То же предубеждение Зиновия в отношении излишнего значения диалога и произносимых актерами слов мешало ему правильно понять замечание Глопшица о необходимости доводить каждую сцену до тысячеградусного накала температуры, в результате которого следует взрыв. Зиновий думал, что если, к примеру, его герой дает какую-нибудь уничижительную или саркастическую характеристику нежно любимому существу, то это и есть взрыв. Мы с Глопшицем сумели убедить Зиновия, что театр — это в конце концов зрелище и недаром он подчиняется управлению зрелищных предприятий, а не Союзу писателей, так что простая пощечина или ружье, которое и висит, и громко стреляет, куда действеннее всяких там словечек вроде «гомо фабер», «ницшеанец» или даже «агент». В то же время я при малейшей возможности, используя весь свой авторитет, удерживал Глопшица от проявления его мнимой индивидуальности, ибо уже давно заметил, что, как только режиссер вырвет постановку, он только этим проявлением и занимается, хотя раньше, когда выклянчивал у нас эту постановку, обещал и плану помочь, и репертуар выровнять, и отразить, и выявить, и понять идею. Глопшицу когда-то удалось поставить в самодеятельном коллективе довольно милую вещицу, где он почти весь диалог заменил пантомимой (диалог, говорят, там был вообще бросовый); герои в этом спектакле все время перебрасывались какими-то невидимыми предметами, и Глопшиц даже сумел прославиться в Москве этой вещицей, так что естественным было его желание во всех последующих пьесах заставлять героев перебрасываться невидимыми предметами и заменять диалог пантомимой — чего я ему, совместно с худсоветом, совершенно не позволил. Правда, он, как всякий режиссер, одержимый своей индивидуальностью, пытался эту идею протащить другими способами — так, чтобы, например, диалог остался, но был почти не слышен за действием. К примеру, во второй сцене первого акта герои во время идейного спора вдруг начинали у него возиться на ковре, короче говоря, заниматься не идейной, а французской борьбой, от чего реплики вырывались у них сквозь пыхтение, совершенно искаженные, и расслышать было ничего нельзя.

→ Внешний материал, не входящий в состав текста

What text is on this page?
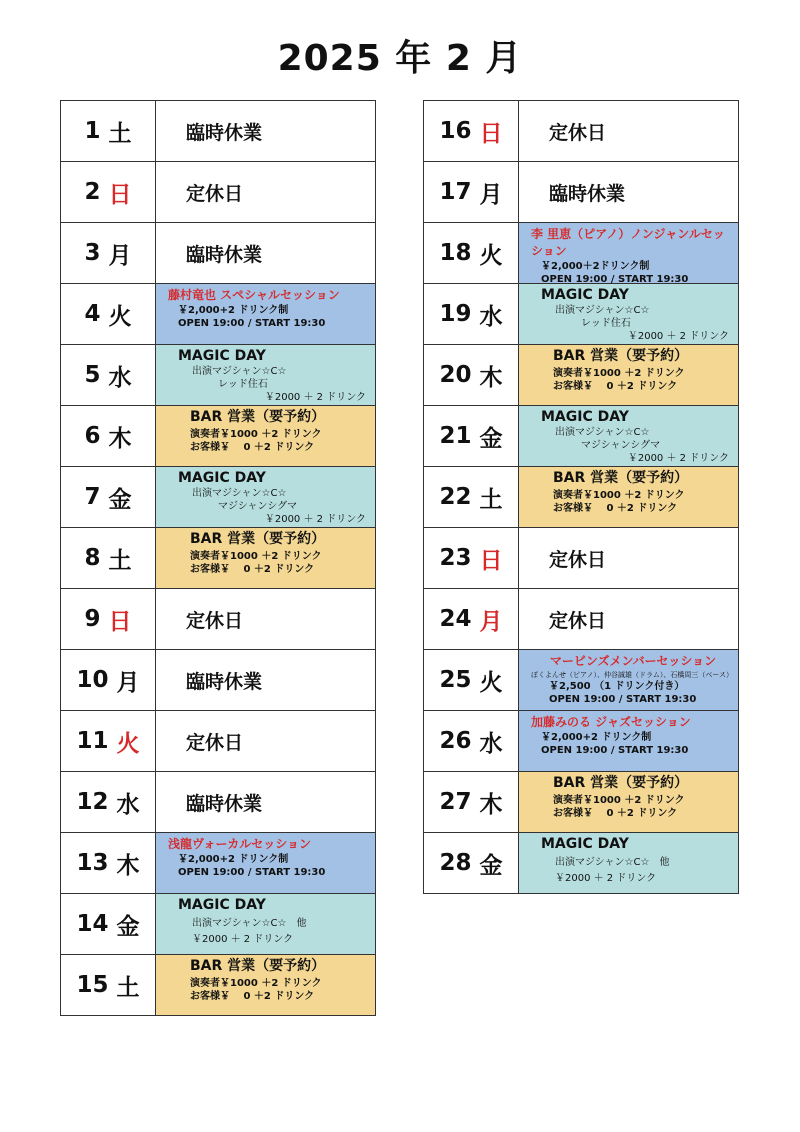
2025 年 2 月
1 土	臨時休業
2 日	定休日
3 月	臨時休業
4 火
藤村竜也 スペシャルセッション
￥2,000+2 ドリンク制
OPEN 19:00 / START 19:30
5 水
MAGIC DAY
出演マジシャン☆C☆
レッド住石
￥2000 ＋ 2 ドリンク
6 木
BAR 営業（要予約）
演奏者￥1000 ＋2 ドリンク
お客様￥　 0 ＋2 ドリンク
7 金
MAGIC DAY
出演マジシャン☆C☆
マジシャンシグマ
￥2000 ＋ 2 ドリンク
8 土
BAR 営業（要予約）
演奏者￥1000 ＋2 ドリンク
お客様￥　 0 ＋2 ドリンク
9 日	定休日
10 月 臨時休業
11 火 定休日
12 水 臨時休業
13 木
浅龍ヴォーカルセッション
￥2,000+2 ドリンク制
OPEN 19:00 / START 19:30
14 金
MAGIC DAY
出演マジシャン☆C☆　他
￥2000 ＋ 2 ドリンク
15 土
BAR 営業（要予約）
演奏者￥1000 ＋2 ドリンク
お客様￥　 0 ＋2 ドリンク
16 日 定休日
17 月 臨時休業
18 火
李 里恵（ピアノ）ノンジャンルセッション
￥2,000＋2ドリンク制
OPEN 19:00 / START 19:30
19 水
MAGIC DAY
出演マジシャン☆C☆
レッド住石
￥2000 ＋ 2 ドリンク
20 木
BAR 営業（要予約）
演奏者￥1000 ＋2 ドリンク
お客様￥　 0 ＋2 ドリンク
21 金
MAGIC DAY
出演マジシャン☆C☆
マジシャンシグマ
￥2000 ＋ 2 ドリンク
22 土
BAR 営業（要予約）
演奏者￥1000 ＋2 ドリンク
お客様￥　 0 ＋2 ドリンク
23 日 定休日
24 月 定休日
25 火
マービンズメンバーセッション
ぼくよんせ（ピアノ）、仲谷誠雄（ドラム）、石橋周三（ベース）
￥2,500 （1 ドリンク付き）
OPEN 19:00 / START 19:30
26 水
加藤みのる ジャズセッション
￥2,000+2 ドリンク制
OPEN 19:00 / START 19:30
27 木
BAR 営業（要予約）
演奏者￥1000 ＋2 ドリンク
お客様￥　 0 ＋2 ドリンク
28 金
MAGIC DAY
出演マジシャン☆C☆　他
￥2000 ＋ 2 ドリンク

Все это, впрочем, происходило уже в пору приемочных тягот и переделок, а пока шли репетиции, у Глопшица с Зиновием отношения оставались довольно мирными, хотя уже тогда в Глопшице наметилась некоторая уклончивость. Он по-прежнему готов был посидеть с Зиновием в ресторане Дома актера или Дома журналиста, но ни за что не хотел, чтобы Зиновий присутствовал на репетициях, и, чтобы избежать этого, обращался ко всяким уловкам. Я-то хорошо знаю эту черту режиссеров и даже могу по-человечески объяснить существующую здесь причинно-следственную связь. Однако бедному Зиновию это казалось и странным и обидным. Надо сказать, что во время сидения в Доме актера и Доме журналиста Глопшиц проявлял себя как настоящий знаток современной ресторанной кухни и буфета, а Зиновий, непривычный к долгому приему пищи, начинал нервничать. Было при этом со стороны Зиновия несколько попыток обсудить с Глопшицем содержание его пьесы, но эти попытки ни к чему не привели. Глопшиц сказал Зиновию, что он ничего разъяснять не должен, потому что все, что он мог, Зиновий уже объяснил в своей пьесе. Зиновий очень беспокоился, что Глопшиц совсем не понял то, что он, Зиновий, хотел в этой пьесе сказать. С другой стороны, Глопшиц часто говорил Зиновию, что пьеса еще сырая, по существу, она еще даже не написана и что надо еще все написать, прописать, завязать, а так пока — одни разговоры.
Ознакомительная версия.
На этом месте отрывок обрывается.